Com cerca de metade das matrículas concentradas em apenas 73 locais, a importância de uma gestão competente surge como um imperativo. No entanto, um desafio pertinente se apresenta: apesar da evidência do impacto positivo que pode ser traçado a partir desses exemplos, muitos gestores não avançam para além da retórica e na aplicação dessas práticas.
Outro ponto relevante a considerar é o papel das diretorias regionais de ensino. Essas instâncias atendem como ligação essencial entre a implementação das políticas educacionais e as realidades das escolas. A eficácia dessas diretorias é crucial para garantir que as políticas cheguem de forma contextualizada aos diretores e, além disso, à sala de aula. Portanto, a estruturação e o fortalecimento dessas instituições emergem como uma alavanca essencial para a transformação.
Apesar de estados como São Paulo, Rio de Janeiro, Minas Gerais e Bahia concentrar uma parcela significativa de matrículas, eles enfrentam dificuldades em melhorar consistentemente os indicadores de qualidade da educação.

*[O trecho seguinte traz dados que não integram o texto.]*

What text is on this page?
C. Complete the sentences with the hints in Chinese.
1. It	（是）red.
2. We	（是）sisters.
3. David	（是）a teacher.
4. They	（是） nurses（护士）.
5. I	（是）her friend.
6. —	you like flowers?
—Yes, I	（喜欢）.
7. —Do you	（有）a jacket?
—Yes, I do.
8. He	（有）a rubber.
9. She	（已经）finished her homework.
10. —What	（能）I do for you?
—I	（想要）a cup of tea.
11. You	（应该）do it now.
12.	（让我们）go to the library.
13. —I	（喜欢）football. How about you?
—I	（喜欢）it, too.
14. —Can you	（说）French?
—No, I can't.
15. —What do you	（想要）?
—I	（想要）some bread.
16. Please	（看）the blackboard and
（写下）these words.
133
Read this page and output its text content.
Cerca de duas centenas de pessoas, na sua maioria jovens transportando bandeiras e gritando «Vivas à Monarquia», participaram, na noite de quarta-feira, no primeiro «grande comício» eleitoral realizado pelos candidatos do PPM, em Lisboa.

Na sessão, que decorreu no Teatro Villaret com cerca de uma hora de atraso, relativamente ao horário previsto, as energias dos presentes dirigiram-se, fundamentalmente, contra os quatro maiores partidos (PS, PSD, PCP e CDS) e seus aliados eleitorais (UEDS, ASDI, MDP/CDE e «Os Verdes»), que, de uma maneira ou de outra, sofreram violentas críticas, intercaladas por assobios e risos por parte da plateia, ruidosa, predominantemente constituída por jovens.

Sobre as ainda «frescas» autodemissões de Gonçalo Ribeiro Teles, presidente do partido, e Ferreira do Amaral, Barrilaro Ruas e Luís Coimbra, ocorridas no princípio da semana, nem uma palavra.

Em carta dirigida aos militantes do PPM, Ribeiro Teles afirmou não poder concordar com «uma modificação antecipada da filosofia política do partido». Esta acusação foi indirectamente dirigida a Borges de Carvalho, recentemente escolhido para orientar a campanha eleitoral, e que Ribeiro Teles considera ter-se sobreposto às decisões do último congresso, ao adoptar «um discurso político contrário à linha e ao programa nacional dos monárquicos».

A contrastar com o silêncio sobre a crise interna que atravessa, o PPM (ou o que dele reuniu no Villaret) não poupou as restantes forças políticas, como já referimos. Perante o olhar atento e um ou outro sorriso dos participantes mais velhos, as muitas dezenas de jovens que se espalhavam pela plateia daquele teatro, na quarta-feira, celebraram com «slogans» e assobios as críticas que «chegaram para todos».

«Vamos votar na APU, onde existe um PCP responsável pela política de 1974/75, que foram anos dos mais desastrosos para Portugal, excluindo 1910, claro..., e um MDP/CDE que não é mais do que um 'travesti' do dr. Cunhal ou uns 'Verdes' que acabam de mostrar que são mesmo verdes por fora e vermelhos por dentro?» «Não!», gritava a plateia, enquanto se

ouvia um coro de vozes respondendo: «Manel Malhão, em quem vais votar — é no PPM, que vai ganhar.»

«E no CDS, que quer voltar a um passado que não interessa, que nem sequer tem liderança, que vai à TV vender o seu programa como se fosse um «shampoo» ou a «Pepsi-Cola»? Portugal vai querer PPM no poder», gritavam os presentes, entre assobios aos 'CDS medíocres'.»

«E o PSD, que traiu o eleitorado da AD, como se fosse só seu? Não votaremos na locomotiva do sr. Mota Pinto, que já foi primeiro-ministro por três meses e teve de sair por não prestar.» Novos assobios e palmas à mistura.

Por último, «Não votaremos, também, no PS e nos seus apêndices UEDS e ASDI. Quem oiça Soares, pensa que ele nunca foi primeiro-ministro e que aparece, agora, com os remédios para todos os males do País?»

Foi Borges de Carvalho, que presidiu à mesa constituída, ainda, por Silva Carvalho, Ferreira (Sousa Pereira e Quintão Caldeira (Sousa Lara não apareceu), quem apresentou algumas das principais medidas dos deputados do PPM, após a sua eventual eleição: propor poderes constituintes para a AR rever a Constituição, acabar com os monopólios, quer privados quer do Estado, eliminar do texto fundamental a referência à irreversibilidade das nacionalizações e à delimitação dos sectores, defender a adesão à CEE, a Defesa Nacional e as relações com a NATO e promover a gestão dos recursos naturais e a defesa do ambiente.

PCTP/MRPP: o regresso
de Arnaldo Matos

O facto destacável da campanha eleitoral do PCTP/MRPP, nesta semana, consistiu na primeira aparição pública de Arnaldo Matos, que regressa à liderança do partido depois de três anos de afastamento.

A implementação efetiva de políticas educacionais é um processo contínuo que exige mais do que apenas a criação de decretos e normativas; demanda equipes capacitadas e um monitoramento contínuo.
A forma como as grandes redes de ensino podem progredir é a disseminação das boas práticas. Tornar as experiências de sucesso reconhecidas e referenciais para adaptações adaptativas ao contexto específico de cada localidade é um movimento que pode gerar resultados positivos em escala. O desafio da educação no Brasil pode parecer excessivamente grande quando observado em sua totalidade, mas focar nas 73 redes que concentram as matrículas permite um planejamento mais coordenado.
Na expectativa de que esses gestores avancem de forma intencional, apoiados por políticas bem delineadas e técnicas adequadas, as transformações serão inevitáveis. É fundamental reconhecer que ser uma grande rede de ensino deve ser visto como uma responsabilidade e não uma desculpa para a ineficiência. Se a gestão pública se tornar mais eficaz e comprometida, o impacto positivo será percebido em todo o país.